Friday, April 09, 2010
Different candidate? Najib will not risk it
There is intense lobbying for the Hulu Selangor seat in the MIC camp, with sources claiming that there are those “jumping over” its president S Samy Vellu.
Many names have cropped up over the past week, with some saying that it would be Hulu Selangor MIC Youth chief V Mugilan or perhaps even the party's information chief P Kamalanathan.
On Wednesday, party sources claimed that MIC deputy president G Palanivel, the party's original nominee, had been dropped because of opposition from various quarters.
Prime Minister Najib Tun Razak added more coal to the furnace of speculation, when he said that he would decide on the candidate. He, however, confirmed that the seat would be given to MIC.
Should the prime minister, who is also the Barisan Nasional chairman, opt for someone else, it would be a blow for both the president and deputy president of MIC.
Observers told FMT that Najib would not risk shaming the two veterans.
A reminder for Samy Vellu
According to them, the prime minister's remark did not hint that he had another name in mind but rather to drive home the point, especially to Samy Vellu, on who the boss is.
The MIC president had ruffled feathers when he jumped the gun by naming Palanivel as the candidate, when it is the BN chairman who has the final say on this, a day after the Hulu Selangor incumbent Zainal Abidin Ahmad died.

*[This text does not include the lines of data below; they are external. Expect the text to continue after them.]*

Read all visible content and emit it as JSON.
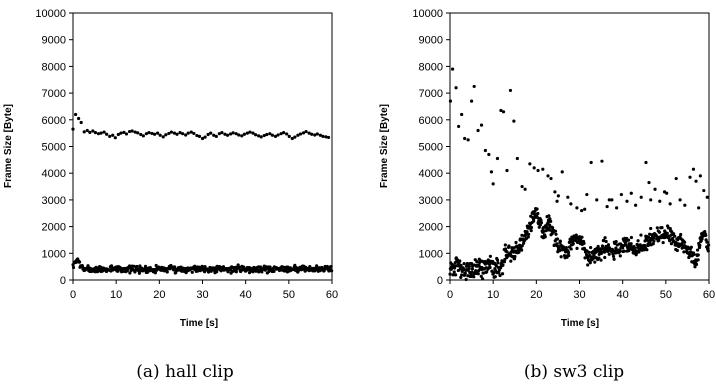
{
  "colors": {
    "marker": "#000000",
    "frame": "#000000",
    "background": "#ffffff"
  },
  "chart_data": [
    {
      "type": "scatter",
      "caption": "(a) hall clip",
      "xlabel": "Time [s]",
      "ylabel": "Frame Size [Byte]",
      "xlim": [
        0,
        60
      ],
      "ylim": [
        0,
        10000
      ],
      "xticks": [
        0,
        10,
        20,
        30,
        40,
        50,
        60
      ],
      "yticks": [
        0,
        1000,
        2000,
        3000,
        4000,
        5000,
        6000,
        7000,
        8000,
        9000,
        10000
      ],
      "grid": false,
      "marker_color": "#000000",
      "series": [
        {
          "role": "upper",
          "points": [
            [
              0.0,
              5650
            ],
            [
              0.6,
              6200
            ],
            [
              1.3,
              6050
            ],
            [
              1.9,
              5900
            ],
            [
              2.6,
              5550
            ],
            [
              3.3,
              5600
            ],
            [
              3.9,
              5530
            ],
            [
              4.6,
              5580
            ],
            [
              5.2,
              5520
            ],
            [
              5.9,
              5480
            ],
            [
              6.5,
              5500
            ],
            [
              7.2,
              5540
            ],
            [
              7.8,
              5460
            ],
            [
              8.5,
              5380
            ],
            [
              9.2,
              5420
            ],
            [
              9.8,
              5330
            ],
            [
              10.5,
              5450
            ],
            [
              11.1,
              5500
            ],
            [
              11.8,
              5530
            ],
            [
              12.4,
              5470
            ],
            [
              13.1,
              5560
            ],
            [
              13.7,
              5580
            ],
            [
              14.4,
              5540
            ],
            [
              15.0,
              5510
            ],
            [
              15.7,
              5450
            ],
            [
              16.3,
              5400
            ],
            [
              17.0,
              5480
            ],
            [
              17.6,
              5520
            ],
            [
              18.3,
              5490
            ],
            [
              18.9,
              5460
            ],
            [
              19.6,
              5500
            ],
            [
              20.2,
              5420
            ],
            [
              20.9,
              5360
            ],
            [
              21.5,
              5440
            ],
            [
              22.2,
              5490
            ],
            [
              22.8,
              5540
            ],
            [
              23.5,
              5500
            ],
            [
              24.1,
              5460
            ],
            [
              24.8,
              5520
            ],
            [
              25.4,
              5480
            ],
            [
              26.1,
              5430
            ],
            [
              26.7,
              5500
            ],
            [
              27.4,
              5540
            ],
            [
              28.0,
              5490
            ],
            [
              28.7,
              5410
            ],
            [
              29.3,
              5380
            ],
            [
              30.0,
              5300
            ],
            [
              30.6,
              5350
            ],
            [
              31.3,
              5450
            ],
            [
              31.9,
              5500
            ],
            [
              32.6,
              5420
            ],
            [
              33.2,
              5380
            ],
            [
              33.9,
              5480
            ],
            [
              34.5,
              5520
            ],
            [
              35.2,
              5460
            ],
            [
              35.8,
              5420
            ],
            [
              36.5,
              5470
            ],
            [
              37.1,
              5510
            ],
            [
              37.8,
              5480
            ],
            [
              38.4,
              5430
            ],
            [
              39.1,
              5400
            ],
            [
              39.7,
              5460
            ],
            [
              40.4,
              5500
            ],
            [
              41.0,
              5540
            ],
            [
              41.7,
              5500
            ],
            [
              42.3,
              5440
            ],
            [
              43.0,
              5400
            ],
            [
              43.6,
              5360
            ],
            [
              44.3,
              5410
            ],
            [
              44.9,
              5450
            ],
            [
              45.6,
              5480
            ],
            [
              46.2,
              5420
            ],
            [
              46.9,
              5380
            ],
            [
              47.5,
              5430
            ],
            [
              48.2,
              5480
            ],
            [
              48.8,
              5520
            ],
            [
              49.5,
              5470
            ],
            [
              50.1,
              5380
            ],
            [
              50.8,
              5300
            ],
            [
              51.4,
              5350
            ],
            [
              52.1,
              5420
            ],
            [
              52.7,
              5470
            ],
            [
              53.4,
              5510
            ],
            [
              54.0,
              5560
            ],
            [
              54.7,
              5500
            ],
            [
              55.3,
              5460
            ],
            [
              56.0,
              5430
            ],
            [
              56.6,
              5470
            ],
            [
              57.3,
              5420
            ],
            [
              57.9,
              5380
            ],
            [
              58.6,
              5360
            ],
            [
              59.2,
              5340
            ]
          ]
        },
        {
          "role": "lower",
          "base": [
            [
              0,
              450
            ],
            [
              0.5,
              650
            ],
            [
              1.0,
              780
            ],
            [
              1.5,
              620
            ],
            [
              2.0,
              470
            ],
            [
              3,
              400
            ],
            [
              5,
              380
            ],
            [
              8,
              400
            ],
            [
              10,
              430
            ],
            [
              13,
              410
            ],
            [
              16,
              400
            ],
            [
              20,
              420
            ],
            [
              25,
              410
            ],
            [
              30,
              430
            ],
            [
              35,
              400
            ],
            [
              40,
              420
            ],
            [
              45,
              410
            ],
            [
              50,
              430
            ],
            [
              55,
              400
            ],
            [
              60,
              440
            ]
          ],
          "spread": 120,
          "count": 520
        }
      ]
    },
    {
      "type": "scatter",
      "caption": "(b) sw3 clip",
      "xlabel": "Time [s]",
      "ylabel": "Frame Size [Byte]",
      "xlim": [
        0,
        60
      ],
      "ylim": [
        0,
        10000
      ],
      "xticks": [
        0,
        10,
        20,
        30,
        40,
        50,
        60
      ],
      "yticks": [
        0,
        1000,
        2000,
        3000,
        4000,
        5000,
        6000,
        7000,
        8000,
        9000,
        10000
      ],
      "grid": false,
      "marker_color": "#000000",
      "series": [
        {
          "role": "upper",
          "points": [
            [
              0.1,
              6700
            ],
            [
              0.6,
              7900
            ],
            [
              1.4,
              7200
            ],
            [
              2.0,
              5750
            ],
            [
              2.7,
              6200
            ],
            [
              3.4,
              5300
            ],
            [
              4.2,
              5250
            ],
            [
              5.0,
              6700
            ],
            [
              5.6,
              7250
            ],
            [
              6.5,
              5600
            ],
            [
              7.3,
              5800
            ],
            [
              8.2,
              4850
            ],
            [
              9.0,
              4700
            ],
            [
              9.6,
              4050
            ],
            [
              10.0,
              3600
            ],
            [
              11.0,
              4550
            ],
            [
              11.8,
              6350
            ],
            [
              12.4,
              6300
            ],
            [
              13.2,
              4100
            ],
            [
              14.0,
              7100
            ],
            [
              14.8,
              5950
            ],
            [
              15.6,
              4550
            ],
            [
              16.7,
              3500
            ],
            [
              17.4,
              3400
            ],
            [
              18.5,
              4350
            ],
            [
              19.5,
              4200
            ],
            [
              20.4,
              4100
            ],
            [
              21.5,
              4150
            ],
            [
              22.7,
              3900
            ],
            [
              23.4,
              3800
            ],
            [
              24.3,
              3300
            ],
            [
              25.1,
              3150
            ],
            [
              26.0,
              4050
            ],
            [
              27.3,
              3100
            ],
            [
              28.0,
              2850
            ],
            [
              29.4,
              2700
            ],
            [
              30.5,
              2600
            ],
            [
              31.7,
              3200
            ],
            [
              32.7,
              4400
            ],
            [
              34.0,
              3000
            ],
            [
              35.2,
              4450
            ],
            [
              36.4,
              2750
            ],
            [
              37.5,
              3000
            ],
            [
              38.6,
              2700
            ],
            [
              39.7,
              3200
            ],
            [
              41.0,
              2950
            ],
            [
              42.0,
              3250
            ],
            [
              43.0,
              2800
            ],
            [
              44.3,
              3100
            ],
            [
              45.4,
              4400
            ],
            [
              46.5,
              3000
            ],
            [
              47.5,
              3400
            ],
            [
              48.6,
              2950
            ],
            [
              49.7,
              3300
            ],
            [
              51.0,
              2850
            ],
            [
              52.4,
              3800
            ],
            [
              53.3,
              3000
            ],
            [
              54.4,
              2800
            ],
            [
              55.6,
              3850
            ],
            [
              56.4,
              4150
            ],
            [
              57.0,
              3700
            ],
            [
              58.0,
              3900
            ],
            [
              58.8,
              3350
            ],
            [
              59.6,
              3100
            ],
            [
              57.6,
              2700
            ],
            [
              50.2,
              3250
            ],
            [
              24.8,
              2950
            ],
            [
              31.2,
              2650
            ],
            [
              36.9,
              3000
            ],
            [
              46.1,
              3650
            ]
          ]
        },
        {
          "role": "lower",
          "base": [
            [
              0,
              400
            ],
            [
              2,
              550
            ],
            [
              4,
              300
            ],
            [
              6,
              500
            ],
            [
              7.5,
              400
            ],
            [
              9,
              600
            ],
            [
              10,
              450
            ],
            [
              12,
              550
            ],
            [
              13,
              1100
            ],
            [
              15,
              1000
            ],
            [
              16,
              1300
            ],
            [
              17,
              1500
            ],
            [
              18,
              1700
            ],
            [
              19,
              2300
            ],
            [
              20,
              2600
            ],
            [
              21,
              2100
            ],
            [
              22,
              1800
            ],
            [
              23,
              2300
            ],
            [
              24,
              1700
            ],
            [
              25,
              1200
            ],
            [
              27,
              1000
            ],
            [
              28,
              1400
            ],
            [
              30,
              1500
            ],
            [
              31,
              1300
            ],
            [
              32,
              800
            ],
            [
              34,
              1000
            ],
            [
              36,
              1200
            ],
            [
              38,
              1100
            ],
            [
              40,
              1200
            ],
            [
              41,
              1400
            ],
            [
              43,
              1100
            ],
            [
              45,
              1300
            ],
            [
              46,
              1500
            ],
            [
              48,
              1600
            ],
            [
              50,
              1700
            ],
            [
              52,
              1500
            ],
            [
              54,
              1400
            ],
            [
              55,
              1000
            ],
            [
              56,
              900
            ],
            [
              57,
              700
            ],
            [
              58,
              1400
            ],
            [
              59,
              1800
            ],
            [
              60,
              1100
            ]
          ],
          "spread": 330,
          "count": 700
        }
      ]
    }
  ]
}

This is a crucial by-election for Najib since he is the Selangor Umno chief, and irking Samy Vellu and Palanivel would be like playing Russian roulette.
“We all know how Samy Vellu is. In political years, he was an adult when Najib was still in his diapers. So he would not take it lying down.
“Even during last year's MIC election, when Najib openly urged the delegates to vote for change, they stuck to the president's line-up,” pointed out one insider.
It is an open secret that Najib has increasingly alienated Samy Vellu based on the belief that the further he moves from the MIC president, the closer the Indian community would come to BN.
And it is a known fact that support for MIC and its president of three decades had dwindled in the face of mounting allegations.
'Umno taking over MIC' perception
Agreeing that the prime minister would be treading on thin ice by humiliating Samy Vellu and Palanivel, another insider noted that the 73-year-old MIC president still commands a cult following.
“He is like the Godfather to many in his party. They may grumble in the background and plot his downfall, but at the end of the day, they'll kiss his hand and do his bidding,” he said.
“So if Najib names another candidate, there would be protest votes and the MIC machinery would grind to a halt.
“It would open up a pandora's box, with some seeing it as Umno having usurped the leadership role in MIC, the implications of which would reveberate until the next general election,” he added.
In view of this, the insider stressed that Palanivel would eventually be named as the BN candidate come April 15.
Furthermore, he noted that Palanivel, given the misgivings of certain quarters, is a well-known figure in the constituency and has his own support base.
He is also said to share a good rapport with Najib and his deputy Muhyiddin Yassin.
Palanivel held the seat for four terms until the 2008 general election, when he was defeated by a razor-thin majority of 198 votes.
Election paraphernalia being printed
Meanwhile, an Umno source claimed that the party's local leaders have been informed that Palanivel is the candidate and have been instructed to give their full support.
“As for Mugilan, he is viewed as too young and untested material. The same applies for Kamalanathan, who is not from Hulu Selangor," said the source.
FMT also learnt that printing of election paraphernalia with Palanivel's photograph as the candidate is currently in the works.
The Hulu Selangor parliamentary seat, at one time considered to be a BN stronghold, is a Malay-majority semi-urban seat.
The constituency has about 63,000 voters, with Malays constituting 52.17 percent or 33,961 of them. Chinese make up 26.1 percent or 16,915 voters, Indians (19 percent or 12,549) while others (2.2 percent or 1,437). The seat has about 1,000 Orang Asli voters as well.